The Economic Times (15/07/2020) - Malaysian palm oil futures climbed for a fourth straight session on Wednesday, hovering near a four-month high hit in the last session, on stronger crude oil and hopes of better exports.
The benchmark palm oil contract for September delivery on the Bursa Malaysia Derivatives Exchange rose 25 ringgit, or 1%, to 2,527 ringgit ($593.05) by 0239 GMT, after a 3% jump in the previous session.
Traders said on Tuesday they expected a 9%-10% drop on-month in July 1-15 exports, better than a 17%-18% decline in July 1-10 shipments.
Cargo surveyors are scheduled to release export data later in the day.

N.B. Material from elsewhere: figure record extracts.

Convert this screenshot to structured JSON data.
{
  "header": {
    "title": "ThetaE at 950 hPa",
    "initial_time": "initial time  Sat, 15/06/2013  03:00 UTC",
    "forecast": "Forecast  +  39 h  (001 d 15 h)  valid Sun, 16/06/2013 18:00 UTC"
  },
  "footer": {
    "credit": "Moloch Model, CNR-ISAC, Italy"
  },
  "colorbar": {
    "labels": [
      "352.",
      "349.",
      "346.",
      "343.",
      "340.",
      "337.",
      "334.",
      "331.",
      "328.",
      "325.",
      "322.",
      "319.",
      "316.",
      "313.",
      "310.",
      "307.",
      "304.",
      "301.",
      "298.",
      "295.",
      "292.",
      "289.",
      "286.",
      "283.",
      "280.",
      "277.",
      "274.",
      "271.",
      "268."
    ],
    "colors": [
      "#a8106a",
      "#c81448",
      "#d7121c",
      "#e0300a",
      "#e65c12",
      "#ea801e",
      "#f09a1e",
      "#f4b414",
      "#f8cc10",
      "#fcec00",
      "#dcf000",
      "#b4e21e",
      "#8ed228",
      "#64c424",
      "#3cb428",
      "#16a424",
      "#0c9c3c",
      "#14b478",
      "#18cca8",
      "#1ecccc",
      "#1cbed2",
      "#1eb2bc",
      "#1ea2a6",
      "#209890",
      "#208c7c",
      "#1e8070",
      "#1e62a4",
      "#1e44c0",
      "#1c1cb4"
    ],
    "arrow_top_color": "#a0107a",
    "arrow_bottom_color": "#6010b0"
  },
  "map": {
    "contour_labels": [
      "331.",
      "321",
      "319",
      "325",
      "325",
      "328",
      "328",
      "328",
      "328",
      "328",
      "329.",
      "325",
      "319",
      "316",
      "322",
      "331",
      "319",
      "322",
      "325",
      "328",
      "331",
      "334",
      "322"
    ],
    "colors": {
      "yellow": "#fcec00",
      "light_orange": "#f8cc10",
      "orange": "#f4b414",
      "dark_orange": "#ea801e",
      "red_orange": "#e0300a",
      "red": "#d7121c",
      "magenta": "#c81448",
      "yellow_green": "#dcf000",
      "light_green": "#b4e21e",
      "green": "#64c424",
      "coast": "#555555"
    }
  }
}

Oil prices rose after a sharp drop in U.S. crude inventories, making palm oil a more attractive option as biodiesel feedstock.
Dalian's most-active soyoil contract gained 1.82%, while its palm oil contract rose 3.03%. Soyoil prices on the Chicago Board of Trade were up 0.52%.
Palm oil is affected by price movements in related oils as they compete for a share in the global vegetable oils market.
Asian shares jumped as optimism about a coronavirus vaccine bolstered risk appetite while the euro rose to a four-month top on the prospect of stimulus ahead of a crucial EU summit.